By Geoff Hoppe
September 11, 2007 - 20:42
|That's his good side.|
This cheerful, upbeat turn isn’t good. Oh, no. It’s decidedly bad. Why, you ask? Because every time a sober good guy suddenly gets giddy, it’s caused by a visit from the Foreshadowing Fairy. The good times for Johann Kraus won’t last. Just you wait, and in an issue or two, he’ll overestimate his own abilities, or get seriously injured, or slam Abe Sapien’s fingers in the minivan door, or SOMETHING. It’s how these things work.
Killing Ground #1’s best feature is its timeliness. B.P.R.D. series used to come out very infrequently, so it’s refreshing to see a new arc beginning a month after the last one ended. As geriatrics say, regularity is good.
Killing Ground #1 is a solid performance by writers Mike Mignola and John Arcudi. The pace is appropriate for a first issue, and opening the story in media res with an argument between Daimio and his BPRD buds contributes a sense of immediacy. The successive pages show Arcudi’s subtle, accomplished hand at character development.

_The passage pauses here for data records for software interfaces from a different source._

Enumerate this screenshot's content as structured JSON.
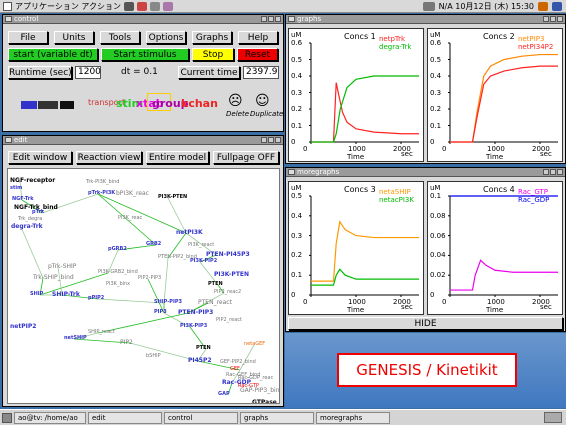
{
  "top_panel": {
    "menu_label": "アプリケーション アクション",
    "status_text": "N/A 10月12日 (木) 15:30"
  },
  "control": {
    "title": "control",
    "menu": [
      "File",
      "Units",
      "Tools",
      "Options",
      "Graphs",
      "Help"
    ],
    "start_label": "start (variable dt)",
    "stim_label": "Start stimulus",
    "stop_label": "Stop",
    "reset_label": "Reset",
    "runtime_label": "Runtime (sec)",
    "runtime_value": "1200",
    "dt_label": "dt = 0.1",
    "current_time_label": "Current time",
    "current_time_value": "2397.9",
    "palette_labels": [
      "kpool",
      "kreac",
      "kenz",
      "stim",
      "xtab",
      "group",
      "kchan",
      "transport"
    ],
    "palette_delete": "Delete",
    "palette_duplicate": "Duplicate",
    "colors": {
      "start": "#22cc22",
      "stim": "#22cc22",
      "stop": "#ffff00",
      "reset": "#ee0000"
    }
  },
  "edit": {
    "title": "edit",
    "tabs": [
      "Edit window",
      "Reaction view",
      "Entire model",
      "Fullpage OFF"
    ],
    "nodes": [
      "NGF-receptor",
      "stim",
      "NGF-Trk",
      "NGF-Trk_bind",
      "pTrk",
      "Trk_degra",
      "degra-Trk",
      "Trk-PI3K_bind",
      "pTrk-PI3K",
      "bPI3K_reac",
      "PI3K-PTEN",
      "PI3K_reac",
      "netPI3K",
      "GRB2",
      "PI3K_react",
      "PTEN-PI45P3",
      "pGRB2",
      "PTEN-PIP2_bind",
      "pTrk-SHIP",
      "PI3K-PIP2",
      "PI3K-GRB2_bind",
      "PI3K-PTEN",
      "PIP2-PIP3",
      "PTEN",
      "Trk-SHIP_bind",
      "PI3K_binx",
      "SHIP",
      "SHIP-Trk",
      "pPIP2",
      "PIP2_reac2",
      "PTEN_react",
      "SHIP-PIP3",
      "PIP3",
      "PTEN-PIP3",
      "PIP2_react",
      "PI3K-PIP3",
      "netPIP2",
      "SHIP_react",
      "netSHIP",
      "PIP2",
      "netaGEF",
      "PTEN",
      "PI45P2",
      "bSHIP",
      "GEF",
      "Rac-GDP",
      "Rac-GTP",
      "GAP",
      "GTPase",
      "Rac-GEF_bind",
      "Rac-GDP_reac",
      "GAP-PIP3_bind",
      "GEF-PIP2_bind"
    ]
  },
  "graphs": {
    "title": "graphs",
    "charts": [
      {
        "unit": "uM",
        "title": "Concs 1",
        "legend": [
          "netpTrk",
          "degra-Trk"
        ],
        "legend_colors": [
          "#ff2222",
          "#00bb00"
        ],
        "y_ticks": [
          "0.6",
          "0.5",
          "0.4",
          "0.3",
          "0.2",
          "0.1",
          "0"
        ],
        "x_ticks": [
          "0",
          "1000",
          "2000"
        ],
        "xlabel": "Time",
        "xunit": "sec"
      },
      {
        "unit": "uM",
        "title": "Concs 2",
        "legend": [
          "netPIP3",
          "netPI34P2"
        ],
        "legend_colors": [
          "#ff8800",
          "#ff2222"
        ],
        "y_ticks": [
          "0.6",
          "0.5",
          "0.4",
          "0.3",
          "0.2",
          "0.1",
          "0"
        ],
        "x_ticks": [
          "0",
          "1000",
          "2000"
        ],
        "xlabel": "Time",
        "xunit": "sec"
      }
    ]
  },
  "moregraphs": {
    "title": "moregraphs",
    "charts": [
      {
        "unit": "uM",
        "title": "Concs 3",
        "legend": [
          "netaSHIP",
          "netacPI3K"
        ],
        "legend_colors": [
          "#ff9900",
          "#00bb00"
        ],
        "y_ticks": [
          "0.5",
          "0.4",
          "0.3",
          "0.2",
          "0.1",
          "0"
        ],
        "x_ticks": [
          "0",
          "1000",
          "2000"
        ],
        "xlabel": "Time",
        "xunit": "sec"
      },
      {
        "unit": "uM",
        "title": "Concs 4",
        "legend": [
          "Rac_GTP",
          "Rac_GDP"
        ],
        "legend_colors": [
          "#ee00ee",
          "#0000ee"
        ],
        "y_ticks": [
          "0.1",
          "0.08",
          "0.06",
          "0.04",
          "0.02",
          "0"
        ],
        "x_ticks": [
          "0",
          "1000",
          "2000"
        ],
        "xlabel": "Time",
        "xunit": "sec"
      }
    ],
    "hide_label": "HIDE"
  },
  "banner": {
    "text": "GENESIS / Kinetikit",
    "color": "#ee0000"
  },
  "taskbar": {
    "items": [
      "ao@tv: /home/ao",
      "edit",
      "control",
      "graphs",
      "moregraphs"
    ]
  },
  "chart_data": [
    {
      "type": "line",
      "title": "Concs 1",
      "ylabel": "uM",
      "xlabel": "Time",
      "xlim": [
        0,
        2400
      ],
      "ylim": [
        0,
        0.6
      ],
      "grid": false,
      "legend_position": "top-right",
      "series": [
        {
          "name": "netpTrk",
          "color": "#ff2222",
          "x": [
            0,
            500,
            560,
            620,
            700,
            800,
            1000,
            1400,
            2000,
            2400
          ],
          "y": [
            0,
            0,
            0.36,
            0.28,
            0.18,
            0.12,
            0.08,
            0.06,
            0.05,
            0.05
          ]
        },
        {
          "name": "degra-Trk",
          "color": "#00bb00",
          "x": [
            0,
            500,
            560,
            650,
            800,
            1000,
            1400,
            2000,
            2400
          ],
          "y": [
            0,
            0,
            0.05,
            0.2,
            0.33,
            0.38,
            0.4,
            0.4,
            0.4
          ]
        }
      ]
    },
    {
      "type": "line",
      "title": "Concs 2",
      "ylabel": "uM",
      "xlabel": "Time",
      "xlim": [
        0,
        2400
      ],
      "ylim": [
        0,
        0.6
      ],
      "grid": false,
      "legend_position": "top-right",
      "series": [
        {
          "name": "netPIP3",
          "color": "#ff8800",
          "x": [
            0,
            500,
            600,
            750,
            900,
            1200,
            1600,
            2000,
            2400
          ],
          "y": [
            0,
            0,
            0.18,
            0.4,
            0.46,
            0.5,
            0.52,
            0.53,
            0.53
          ]
        },
        {
          "name": "netPI34P2",
          "color": "#ff2222",
          "x": [
            0,
            500,
            600,
            750,
            900,
            1200,
            1600,
            2000,
            2400
          ],
          "y": [
            0,
            0,
            0.15,
            0.35,
            0.4,
            0.43,
            0.45,
            0.46,
            0.46
          ]
        }
      ]
    },
    {
      "type": "line",
      "title": "Concs 3",
      "ylabel": "uM",
      "xlabel": "Time",
      "xlim": [
        0,
        2400
      ],
      "ylim": [
        0,
        0.5
      ],
      "grid": false,
      "legend_position": "top-right",
      "series": [
        {
          "name": "netaSHIP",
          "color": "#ff9900",
          "x": [
            0,
            500,
            560,
            640,
            760,
            1000,
            1400,
            2000,
            2400
          ],
          "y": [
            0.07,
            0.07,
            0.26,
            0.37,
            0.33,
            0.3,
            0.29,
            0.29,
            0.29
          ]
        },
        {
          "name": "netacPI3K",
          "color": "#00bb00",
          "x": [
            0,
            500,
            560,
            640,
            760,
            1000,
            1400,
            2000,
            2400
          ],
          "y": [
            0.05,
            0.05,
            0.1,
            0.13,
            0.1,
            0.08,
            0.08,
            0.08,
            0.08
          ]
        }
      ]
    },
    {
      "type": "line",
      "title": "Concs 4",
      "ylabel": "uM",
      "xlabel": "Time",
      "xlim": [
        0,
        2400
      ],
      "ylim": [
        0,
        0.1
      ],
      "grid": false,
      "legend_position": "top-right",
      "series": [
        {
          "name": "Rac_GTP",
          "color": "#ee00ee",
          "x": [
            0,
            500,
            560,
            680,
            800,
            1000,
            1400,
            2000,
            2400
          ],
          "y": [
            0.005,
            0.005,
            0.02,
            0.035,
            0.03,
            0.025,
            0.023,
            0.023,
            0.023
          ]
        },
        {
          "name": "Rac_GDP",
          "color": "#0000ee",
          "x": [
            0,
            2400
          ],
          "y": [
            0.1,
            0.1
          ]
        }
      ]
    }
  ]
}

Johan Kraus’ transformation from curvaceous ghost to blocky human offers a challenge to artist Guy Davis. Davis’ strong suit isn’t the human body; his most appealingly drawn character was always Johann. Lucky for Davis, this arc features a curvy, oddly proportioned Wendigo (a type of Canadian monster), and oddly proportioned is Davis’ forte.
Worth the money? Definitely, for fans. The writing is strong enough to warrant a look for the casual reader, too.